A COMPARISON OF UPPER CRETACEOUS DEEPWATER DEPOSITIONAL SYSTEMS IN THE DEEP IVORIAN BASIN. INFLUENCES OF A RIFT DOMINATED VERSUS SHEAR DOMINATED MARGIN
The Deep Ivorian Basin stretches from Cape Three Points in western Ghana in the east to the Cote D’Ivoire-Liberia border in the west. It is situated between the St. Paul Fracture Zone to the northwest and the Romanche Fracture Zone to the southeast. The early opening history of the Atlantic along this margin was, to a large extent, controlled by the interplay of shear movement along these WSW-ENE trending transform faults and NW-SE trending rift related faults. The basin can, therefore, be divided in to a westerly shear dominated sector and an easterly rift dominated sector. Early rifting was also influenced by pre-existing Pan African lineaments resulting in a complex rift topography.
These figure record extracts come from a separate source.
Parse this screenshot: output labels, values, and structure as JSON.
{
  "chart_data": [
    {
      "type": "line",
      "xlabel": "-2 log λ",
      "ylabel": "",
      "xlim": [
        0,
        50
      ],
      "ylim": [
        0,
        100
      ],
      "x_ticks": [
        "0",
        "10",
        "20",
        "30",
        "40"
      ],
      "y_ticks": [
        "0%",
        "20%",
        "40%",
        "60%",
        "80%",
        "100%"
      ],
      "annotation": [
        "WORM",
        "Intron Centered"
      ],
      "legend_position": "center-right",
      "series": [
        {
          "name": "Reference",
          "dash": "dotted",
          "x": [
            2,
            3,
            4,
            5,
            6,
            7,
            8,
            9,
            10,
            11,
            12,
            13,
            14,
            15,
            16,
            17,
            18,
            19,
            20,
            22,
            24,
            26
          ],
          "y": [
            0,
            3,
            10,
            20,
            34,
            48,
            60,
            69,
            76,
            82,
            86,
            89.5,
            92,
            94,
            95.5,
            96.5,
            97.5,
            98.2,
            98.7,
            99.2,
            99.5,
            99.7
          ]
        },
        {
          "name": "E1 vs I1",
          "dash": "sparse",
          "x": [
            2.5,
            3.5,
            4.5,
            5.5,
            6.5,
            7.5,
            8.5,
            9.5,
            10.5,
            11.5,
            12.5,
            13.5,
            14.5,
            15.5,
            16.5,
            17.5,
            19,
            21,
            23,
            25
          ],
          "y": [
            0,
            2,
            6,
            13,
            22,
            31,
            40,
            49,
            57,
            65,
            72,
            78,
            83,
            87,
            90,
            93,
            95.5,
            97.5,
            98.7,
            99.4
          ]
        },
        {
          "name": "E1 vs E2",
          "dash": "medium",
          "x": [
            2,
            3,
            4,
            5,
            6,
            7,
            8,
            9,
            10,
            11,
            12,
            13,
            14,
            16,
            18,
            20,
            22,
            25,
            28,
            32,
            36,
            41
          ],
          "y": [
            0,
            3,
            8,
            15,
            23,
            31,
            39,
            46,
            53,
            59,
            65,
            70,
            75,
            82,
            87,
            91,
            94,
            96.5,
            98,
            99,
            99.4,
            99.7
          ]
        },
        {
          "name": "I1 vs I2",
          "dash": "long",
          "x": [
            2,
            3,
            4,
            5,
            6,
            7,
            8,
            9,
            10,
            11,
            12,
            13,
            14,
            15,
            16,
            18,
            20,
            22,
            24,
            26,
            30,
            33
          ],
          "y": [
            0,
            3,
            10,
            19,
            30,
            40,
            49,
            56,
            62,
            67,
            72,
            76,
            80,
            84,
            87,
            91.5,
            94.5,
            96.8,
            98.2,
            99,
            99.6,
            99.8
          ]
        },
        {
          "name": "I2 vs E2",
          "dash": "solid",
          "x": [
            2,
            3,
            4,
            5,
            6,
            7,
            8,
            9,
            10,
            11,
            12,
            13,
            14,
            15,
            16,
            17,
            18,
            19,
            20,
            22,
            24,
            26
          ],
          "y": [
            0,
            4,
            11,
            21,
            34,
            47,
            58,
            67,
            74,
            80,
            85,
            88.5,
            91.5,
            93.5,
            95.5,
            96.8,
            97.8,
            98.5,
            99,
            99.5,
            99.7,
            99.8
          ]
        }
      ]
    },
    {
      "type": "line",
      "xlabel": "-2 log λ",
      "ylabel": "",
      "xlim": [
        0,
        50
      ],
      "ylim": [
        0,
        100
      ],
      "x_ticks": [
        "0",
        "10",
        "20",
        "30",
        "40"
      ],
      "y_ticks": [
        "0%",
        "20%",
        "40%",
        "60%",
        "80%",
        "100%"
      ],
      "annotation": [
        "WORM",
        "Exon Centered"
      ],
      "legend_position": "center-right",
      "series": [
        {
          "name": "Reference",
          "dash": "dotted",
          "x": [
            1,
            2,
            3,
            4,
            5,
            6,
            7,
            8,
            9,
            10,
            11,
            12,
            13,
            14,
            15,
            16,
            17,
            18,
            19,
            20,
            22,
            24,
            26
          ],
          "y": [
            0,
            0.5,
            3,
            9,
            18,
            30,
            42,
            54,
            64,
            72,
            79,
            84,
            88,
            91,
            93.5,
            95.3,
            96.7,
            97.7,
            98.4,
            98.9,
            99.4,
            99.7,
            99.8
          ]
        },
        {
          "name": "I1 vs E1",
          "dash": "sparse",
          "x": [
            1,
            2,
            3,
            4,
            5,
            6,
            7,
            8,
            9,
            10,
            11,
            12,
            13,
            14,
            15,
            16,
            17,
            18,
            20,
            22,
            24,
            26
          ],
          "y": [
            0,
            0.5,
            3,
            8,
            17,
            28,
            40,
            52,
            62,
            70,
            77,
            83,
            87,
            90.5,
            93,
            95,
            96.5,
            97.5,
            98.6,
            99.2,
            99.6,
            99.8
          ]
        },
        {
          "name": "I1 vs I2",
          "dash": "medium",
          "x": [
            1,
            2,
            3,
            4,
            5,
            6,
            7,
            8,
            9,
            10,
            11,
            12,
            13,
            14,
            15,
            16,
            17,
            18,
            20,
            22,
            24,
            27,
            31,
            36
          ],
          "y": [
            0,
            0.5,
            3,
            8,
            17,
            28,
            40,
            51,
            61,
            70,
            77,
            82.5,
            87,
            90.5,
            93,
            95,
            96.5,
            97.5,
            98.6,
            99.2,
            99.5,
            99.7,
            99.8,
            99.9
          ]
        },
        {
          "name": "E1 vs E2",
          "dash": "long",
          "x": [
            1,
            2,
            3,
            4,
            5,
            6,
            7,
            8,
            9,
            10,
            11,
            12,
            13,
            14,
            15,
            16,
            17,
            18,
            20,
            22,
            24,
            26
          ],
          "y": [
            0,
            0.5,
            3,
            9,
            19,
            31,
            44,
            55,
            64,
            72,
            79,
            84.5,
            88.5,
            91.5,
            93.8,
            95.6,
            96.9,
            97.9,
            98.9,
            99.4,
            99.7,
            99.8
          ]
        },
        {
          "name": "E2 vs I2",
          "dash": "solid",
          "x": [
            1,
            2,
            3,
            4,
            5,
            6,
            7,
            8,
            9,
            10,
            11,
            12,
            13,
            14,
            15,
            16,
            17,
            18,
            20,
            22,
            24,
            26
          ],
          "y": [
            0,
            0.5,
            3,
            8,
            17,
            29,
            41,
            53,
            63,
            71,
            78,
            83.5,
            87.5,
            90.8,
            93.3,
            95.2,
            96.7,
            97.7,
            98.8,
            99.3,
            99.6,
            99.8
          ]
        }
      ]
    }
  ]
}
The easterly, rift dominated zone is underlain by attenuated continental crust whereas, in the west, the transition from continental to oceanic crust is much more abrupt. The earliest oceanic crust developed during mid to late Albian times and subsequent thermal subsidence created the sink for sediment entering the Deep Ivorian Basin from the north and northeast. Sediment transport distances from shelf to basin floor are significantly longer in the rift dominated sector compared to the shear dominated sector implying significant differences in paleoslope and the development of accommodation space.
The acquisition of large 3-D seismic surveys has demonstrated that the characteristics and morphology of the Upper Cretaceous deepwater deposystems varies along the margin and reflect, among other things, these differences in paleoslope, sediment transport distance and the influence of the underlying basin floor topography as developed during the early rifting phase.